In working at the Harvard Bookstore, I am granted access to renting books out-and this one jumped out at me. A Harvard Divinity School professor, Jackson's "The Art Work" is a brilliant if dense academic perspective on religion and art making. It is full of spirit and food for thought.
"This process of alter-ation or existential transformation involves endless essays in striking a balance between being an actor and being acted upon...Rather than suffering our situations in solitude and silence, art, ritual and storytelling enable us to change the ways that our situations appear to us; we thereby come to feel that we possess some degree of free will, that the future is open rather than closed to us, and that our existence matters.

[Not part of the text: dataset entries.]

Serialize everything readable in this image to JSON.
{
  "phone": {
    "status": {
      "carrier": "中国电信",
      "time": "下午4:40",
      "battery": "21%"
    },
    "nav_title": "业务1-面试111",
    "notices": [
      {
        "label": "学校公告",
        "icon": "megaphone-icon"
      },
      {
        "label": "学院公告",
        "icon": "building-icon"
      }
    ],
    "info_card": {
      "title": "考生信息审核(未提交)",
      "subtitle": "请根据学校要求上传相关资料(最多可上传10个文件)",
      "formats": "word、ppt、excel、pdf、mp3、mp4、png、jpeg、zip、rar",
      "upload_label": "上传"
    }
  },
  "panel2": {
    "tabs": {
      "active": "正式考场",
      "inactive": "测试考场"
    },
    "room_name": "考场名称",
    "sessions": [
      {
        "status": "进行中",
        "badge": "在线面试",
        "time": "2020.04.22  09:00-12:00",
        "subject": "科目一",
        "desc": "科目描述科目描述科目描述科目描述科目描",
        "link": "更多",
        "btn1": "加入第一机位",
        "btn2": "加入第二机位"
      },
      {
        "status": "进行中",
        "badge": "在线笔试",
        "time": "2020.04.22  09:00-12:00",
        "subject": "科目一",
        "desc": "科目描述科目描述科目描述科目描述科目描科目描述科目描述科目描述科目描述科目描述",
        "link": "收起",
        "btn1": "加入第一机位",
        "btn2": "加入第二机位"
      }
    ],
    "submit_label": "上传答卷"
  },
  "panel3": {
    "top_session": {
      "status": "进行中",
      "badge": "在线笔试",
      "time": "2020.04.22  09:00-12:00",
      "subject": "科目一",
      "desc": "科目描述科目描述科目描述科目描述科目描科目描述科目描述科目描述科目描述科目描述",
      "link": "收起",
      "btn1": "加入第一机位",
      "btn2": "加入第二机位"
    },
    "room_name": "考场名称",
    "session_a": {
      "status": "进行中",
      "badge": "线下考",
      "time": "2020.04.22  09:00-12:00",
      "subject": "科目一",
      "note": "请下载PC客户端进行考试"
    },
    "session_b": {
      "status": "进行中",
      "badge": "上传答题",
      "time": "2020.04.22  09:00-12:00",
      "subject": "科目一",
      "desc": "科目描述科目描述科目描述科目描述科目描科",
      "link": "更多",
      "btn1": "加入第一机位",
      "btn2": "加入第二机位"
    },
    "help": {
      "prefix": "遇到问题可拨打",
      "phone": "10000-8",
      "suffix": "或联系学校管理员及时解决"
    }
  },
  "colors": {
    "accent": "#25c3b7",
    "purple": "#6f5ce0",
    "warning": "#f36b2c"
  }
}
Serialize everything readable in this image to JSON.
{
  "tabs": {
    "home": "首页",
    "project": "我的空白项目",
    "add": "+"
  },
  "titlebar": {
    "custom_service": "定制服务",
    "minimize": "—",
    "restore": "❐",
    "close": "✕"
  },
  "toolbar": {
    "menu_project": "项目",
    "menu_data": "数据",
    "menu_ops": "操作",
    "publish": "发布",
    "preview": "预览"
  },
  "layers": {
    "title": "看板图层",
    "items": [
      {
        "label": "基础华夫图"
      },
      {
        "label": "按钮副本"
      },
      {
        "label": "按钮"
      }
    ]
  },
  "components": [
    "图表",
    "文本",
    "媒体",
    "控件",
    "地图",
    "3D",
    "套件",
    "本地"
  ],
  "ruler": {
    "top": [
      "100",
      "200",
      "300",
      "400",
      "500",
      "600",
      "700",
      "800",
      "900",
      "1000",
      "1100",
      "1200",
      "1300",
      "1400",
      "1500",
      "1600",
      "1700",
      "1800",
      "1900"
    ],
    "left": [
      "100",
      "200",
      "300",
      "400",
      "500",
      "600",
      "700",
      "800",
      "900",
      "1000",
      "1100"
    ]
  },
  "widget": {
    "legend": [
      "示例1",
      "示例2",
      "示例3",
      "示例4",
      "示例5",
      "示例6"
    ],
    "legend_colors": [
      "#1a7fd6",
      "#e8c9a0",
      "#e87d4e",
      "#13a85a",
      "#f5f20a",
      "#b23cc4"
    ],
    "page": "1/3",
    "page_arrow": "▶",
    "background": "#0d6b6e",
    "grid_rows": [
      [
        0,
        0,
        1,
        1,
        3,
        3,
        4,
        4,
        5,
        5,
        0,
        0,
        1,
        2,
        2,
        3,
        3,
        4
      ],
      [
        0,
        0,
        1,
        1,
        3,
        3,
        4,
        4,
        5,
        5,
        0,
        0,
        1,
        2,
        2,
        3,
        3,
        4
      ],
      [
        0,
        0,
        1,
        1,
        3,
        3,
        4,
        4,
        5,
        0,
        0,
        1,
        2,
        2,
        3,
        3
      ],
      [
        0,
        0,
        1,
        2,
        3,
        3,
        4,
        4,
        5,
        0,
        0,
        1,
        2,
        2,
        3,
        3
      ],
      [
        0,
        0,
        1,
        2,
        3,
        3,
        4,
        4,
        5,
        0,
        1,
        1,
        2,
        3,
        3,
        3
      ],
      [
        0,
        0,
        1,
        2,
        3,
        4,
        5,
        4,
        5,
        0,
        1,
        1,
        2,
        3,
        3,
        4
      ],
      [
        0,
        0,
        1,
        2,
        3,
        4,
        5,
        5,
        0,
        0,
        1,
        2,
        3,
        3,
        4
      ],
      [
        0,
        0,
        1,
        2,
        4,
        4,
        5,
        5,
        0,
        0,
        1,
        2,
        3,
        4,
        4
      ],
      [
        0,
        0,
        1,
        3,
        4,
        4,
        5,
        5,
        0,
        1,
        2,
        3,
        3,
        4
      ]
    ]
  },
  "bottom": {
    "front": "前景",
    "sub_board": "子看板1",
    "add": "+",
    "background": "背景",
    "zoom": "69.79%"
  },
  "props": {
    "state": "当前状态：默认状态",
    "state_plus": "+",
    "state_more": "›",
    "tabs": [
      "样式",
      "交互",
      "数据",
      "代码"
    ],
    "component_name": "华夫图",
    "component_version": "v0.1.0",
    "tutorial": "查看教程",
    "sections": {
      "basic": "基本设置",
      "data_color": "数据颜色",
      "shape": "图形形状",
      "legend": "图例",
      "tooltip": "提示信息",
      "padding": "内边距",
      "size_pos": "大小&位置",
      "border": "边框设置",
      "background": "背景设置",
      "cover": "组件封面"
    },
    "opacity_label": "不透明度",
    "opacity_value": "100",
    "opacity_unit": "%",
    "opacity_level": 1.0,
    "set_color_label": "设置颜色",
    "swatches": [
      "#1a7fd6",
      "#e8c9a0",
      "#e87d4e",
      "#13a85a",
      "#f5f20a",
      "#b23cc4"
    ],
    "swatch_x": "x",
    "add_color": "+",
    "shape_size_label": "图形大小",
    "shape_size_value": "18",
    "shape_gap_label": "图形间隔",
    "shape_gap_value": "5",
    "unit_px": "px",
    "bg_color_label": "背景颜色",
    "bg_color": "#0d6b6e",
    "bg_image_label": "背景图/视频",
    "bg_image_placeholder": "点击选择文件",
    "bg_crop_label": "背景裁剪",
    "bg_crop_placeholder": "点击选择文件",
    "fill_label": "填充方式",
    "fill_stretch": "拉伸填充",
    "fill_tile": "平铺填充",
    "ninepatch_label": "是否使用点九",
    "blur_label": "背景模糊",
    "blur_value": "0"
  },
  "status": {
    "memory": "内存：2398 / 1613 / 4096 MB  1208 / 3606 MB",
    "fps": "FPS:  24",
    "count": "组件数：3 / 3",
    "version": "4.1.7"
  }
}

In effect, we give birth to ourselves as proactive rather than merely passive participants in a shared world...
Art, sociality, and religion involve a negotiation between accepting at face value the social situations, aesthetic styles, normative values, and raw materials that are given to us and actively making something uniquely satisfying to ourselves out of these givens...

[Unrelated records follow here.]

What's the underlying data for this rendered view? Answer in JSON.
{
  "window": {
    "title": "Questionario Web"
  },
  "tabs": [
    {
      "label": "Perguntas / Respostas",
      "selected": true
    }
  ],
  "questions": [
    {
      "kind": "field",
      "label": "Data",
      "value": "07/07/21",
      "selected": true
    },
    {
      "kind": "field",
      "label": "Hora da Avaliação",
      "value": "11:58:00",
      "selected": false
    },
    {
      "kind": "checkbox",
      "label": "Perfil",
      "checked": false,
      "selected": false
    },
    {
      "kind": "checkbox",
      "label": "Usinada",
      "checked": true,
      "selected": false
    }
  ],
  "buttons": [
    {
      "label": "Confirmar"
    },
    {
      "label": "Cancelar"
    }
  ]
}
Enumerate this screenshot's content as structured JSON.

Like a sacrifice to the ancestors, an appeal to a divinity, a ritual to bring rain, a magnanimous gesture, or a conscientious act of parenting, the origins of a work of art cannot be fully fathomed....
...the meaning of all human experience remains ambiguous, containing within it both the seeds of its own comprehensibility and nuances and shadings that go beyond what can be comprehensively thought or said...
...the human well-being depends on a person's relationship with or connectedness to an 'elsewhere' or 'otherness' lying beyond the horizons of her own immediate lifeworld.
What is at play here is a struggle to bring some semblance of continuity, comprehension, and control to a person's relationship with known forces, both within and without.
...life is a continual interplay between what is latent (inchoate and invisible) and what is apparent (articulated and embodied)...
...that art, religion, ritual, dance and song are not essentially different phenomena but modalities, methods, or moments in which something hidden within is made manifest."